Friday, August 15, 2008

Field Trip: Great Jones Street















-While Great Jones Street makes up only two New York blocks, they are truly two of the city's most interesting. Great Jones is currently home to the stellar streetwear boutique Memes and the Acme Bar & Grill, where you'll find some of the best Cajun food you'll ever eat outside of New Orleans.
-I snapped the above mural on the corner of GJS and Bowery simply because it caught my eye. However, a few days later the New York Times ran a feature on the mural, which is actually a recreated version of a piece by the late Keith Haring. His protege, Angel Ortiz, repainted the wall and added his own flourishes as a fitting tribute to Haring's life and work. Parallels have often been drawn between Keith Haring and Andy Warhol: both were revolutionary gay artists who died young and hailed from Pennsylvania. Much like Haring, Warhol had his own protege, one who made his own mark on the history of these two blocks.

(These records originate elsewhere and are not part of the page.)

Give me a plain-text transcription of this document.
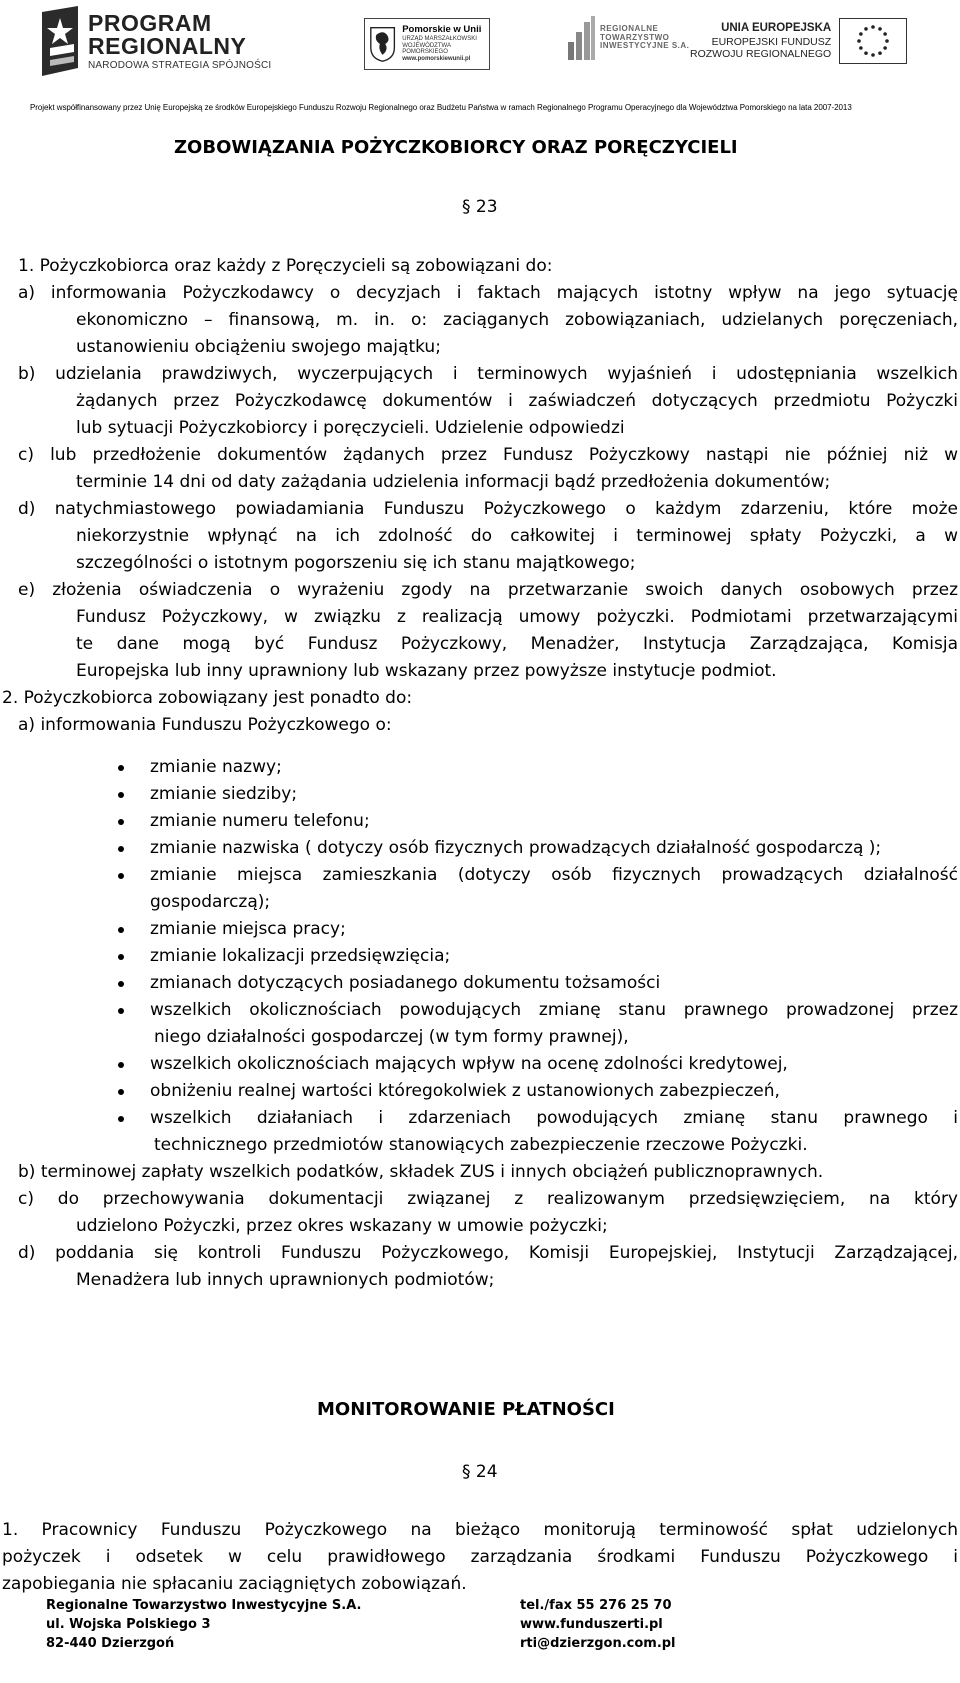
PROGRAM
REGIONALNY
NARODOWA STRATEGIA SPÓJNOŚCI
Pomorskie w Unii
URZĄD MARSZAŁKOWSKI
WOJEWÓDZTWA POMORSKIEGO
www.pomorskiewunii.pl
REGIONALNE
TOWARZYSTWO
INWESTYCYJNE S.A.
UNIA EUROPEJSKA
EUROPEJSKI FUNDUSZ
ROZWOJU REGIONALNEGO
Projekt współfinansowany przez Unię Europejską ze środków Europejskiego Funduszu Rozwoju Regionalnego oraz Budżetu Państwa w ramach Regionalnego Programu Operacyjnego dla Województwa Pomorskiego na lata 2007-2013
ZOBOWIĄZANIA POŻYCZKOBIORCY ORAZ PORĘCZYCIELI
§ 23
MONITOROWANIE PŁATNOŚCI
§ 24
Regionalne Towarzystwo Inwestycyjne S.A.
ul. Wojska Polskiego 3
82-440 Dzierzgoń
tel./fax 55 276 25 70
www.funduszerti.pl
rti@dzierzgon.com.pl
1. Pożyczkobiorca oraz każdy z Poręczycieli są zobowiązani do:
a) informowania Pożyczkodawcy o decyzjach i faktach mających istotny wpływ na jego sytuację
ekonomiczno – finansową, m. in. o: zaciąganych zobowiązaniach, udzielanych poręczeniach,
ustanowieniu obciążeniu swojego majątku;
b) udzielania prawdziwych, wyczerpujących i terminowych wyjaśnień i udostępniania wszelkich
żądanych przez Pożyczkodawcę dokumentów i zaświadczeń dotyczących przedmiotu Pożyczki
lub sytuacji Pożyczkobiorcy i poręczycieli. Udzielenie odpowiedzi
c) lub przedłożenie dokumentów żądanych przez Fundusz Pożyczkowy nastąpi nie później niż w
terminie 14 dni od daty zażądania udzielenia informacji bądź przedłożenia dokumentów;
d) natychmiastowego powiadamiania Funduszu Pożyczkowego o każdym zdarzeniu, które może
niekorzystnie wpłynąć na ich zdolność do całkowitej i terminowej spłaty Pożyczki, a w
szczególności o istotnym pogorszeniu się ich stanu majątkowego;
e) złożenia oświadczenia o wyrażeniu zgody na przetwarzanie swoich danych osobowych przez
Fundusz Pożyczkowy, w związku z realizacją umowy pożyczki. Podmiotami przetwarzającymi
te dane mogą być Fundusz Pożyczkowy, Menadżer, Instytucja Zarządzająca, Komisja
Europejska lub inny uprawniony lub wskazany przez powyższe instytucje podmiot.
2. Pożyczkobiorca zobowiązany jest ponadto do:
a) informowania Funduszu Pożyczkowego o:
zmianie nazwy;
zmianie siedziby;
zmianie numeru telefonu;
zmianie nazwiska ( dotyczy osób fizycznych prowadzących działalność gospodarczą );
zmianie miejsca zamieszkania (dotyczy osób fizycznych prowadzących działalność
gospodarczą);
zmianie miejsca pracy;
zmianie lokalizacji przedsięwzięcia;
zmianach dotyczących posiadanego dokumentu tożsamości
wszelkich okolicznościach powodujących zmianę stanu prawnego prowadzonej przez
niego działalności gospodarczej (w tym formy prawnej),
wszelkich okolicznościach mających wpływ na ocenę zdolności kredytowej,
obniżeniu realnej wartości któregokolwiek z ustanowionych zabezpieczeń,
wszelkich działaniach i zdarzeniach powodujących zmianę stanu prawnego i
technicznego przedmiotów stanowiących zabezpieczenie rzeczowe Pożyczki.
b) terminowej zapłaty wszelkich podatków, składek ZUS i innych obciążeń publicznoprawnych.
c) do przechowywania dokumentacji związanej z realizowanym przedsięwzięciem, na który
udzielono Pożyczki, przez okres wskazany w umowie pożyczki;
d) poddania się kontroli Funduszu Pożyczkowego, Komisji Europejskiej, Instytucji Zarządzającej,
Menadżera lub innych uprawnionych podmiotów;
1. Pracownicy Funduszu Pożyczkowego na bieżąco monitorują terminowość spłat udzielonych
pożyczek i odsetek w celu prawidłowego zarządzania środkami Funduszu Pożyczkowego i
zapobiegania nie spłacaniu zaciągniętych zobowiązań.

-In 1988, Jean Michel Basquiat died in a carriage house at 55 Great Jones Street, which he rented from Andy Warhol. Like Ortiz, Basquiat had used his graffiti inspired art to modify the work of his mentor. There is no plaque to honor Jean Michel, just an upscale sushi joint that now occupies the building's downstairs. Ortiz's mural is truly all that is left, the street's lone remnant of the three artists who left much too soon.